Dissolving microneedle patches for transdermal delivery of paroxetine: in-vitro, ex-vivo studies and its PBPK modeling

Abstract

Background: Paroxetine HCl (PRX-HCl), an antidepressant, has poor water solubility and low oral bioavailability with 50% being metabolized in the liver. The oral formulations have multiple side effects. The present work aimed to develop dissolving microneedle patches (MNPs) of PRX-HCl to resolve low bioavailability and side effect issues while achieving enhanced transdermal delivery.

Materials and methods: Three silicone templates of varying dimensions were used to fabricate 27 blank and nine PRX-HCl MNPs with PVP and PVA through mold casting method. MNPs were evaluated for physicochemical properties, in-vitro release, and ex-vivo permeation. The optimized MNP was further analyzed for FTIR, DSC, skin penetration, in-silico PBPK modeling, and stability.

Results: MNPs from the optimized formulation successfully created microchannels in rat skin, demonstrated higher permeation than control MNPs with a flux of 146.18 ± 13.42 µg/cm²/h, presented a decrease in lag phase and an increase in drug plasma C_max and AUC compared to PAXIL CR 12.5 mg oral, and showed higher stability in the room and refrigerator conditions.
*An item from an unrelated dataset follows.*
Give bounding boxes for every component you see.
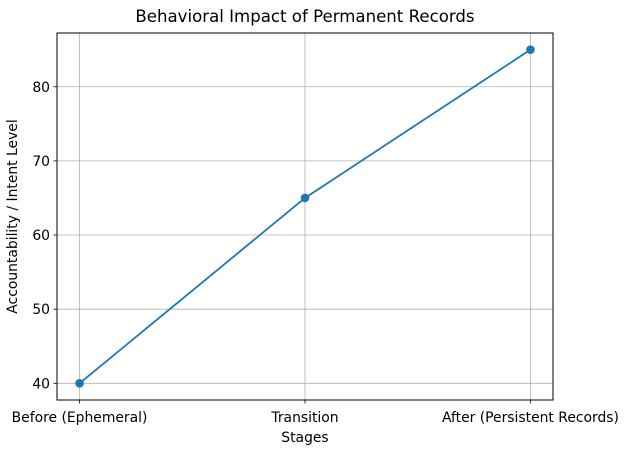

Conclusion: The prepared MNPs were stable and can deliver PRX-HCl sufficiently across skin barrier with enhanced bioavailability compared to oral administration at similar doses and thus be a better alternative to already available delivery systems for PRX-HCl.

Keywords: GastroPlus; Paroxetine; dissolving microneedles; in-silico; polyvinyl alcohol; polyvinylpyrrolidone; transdermal.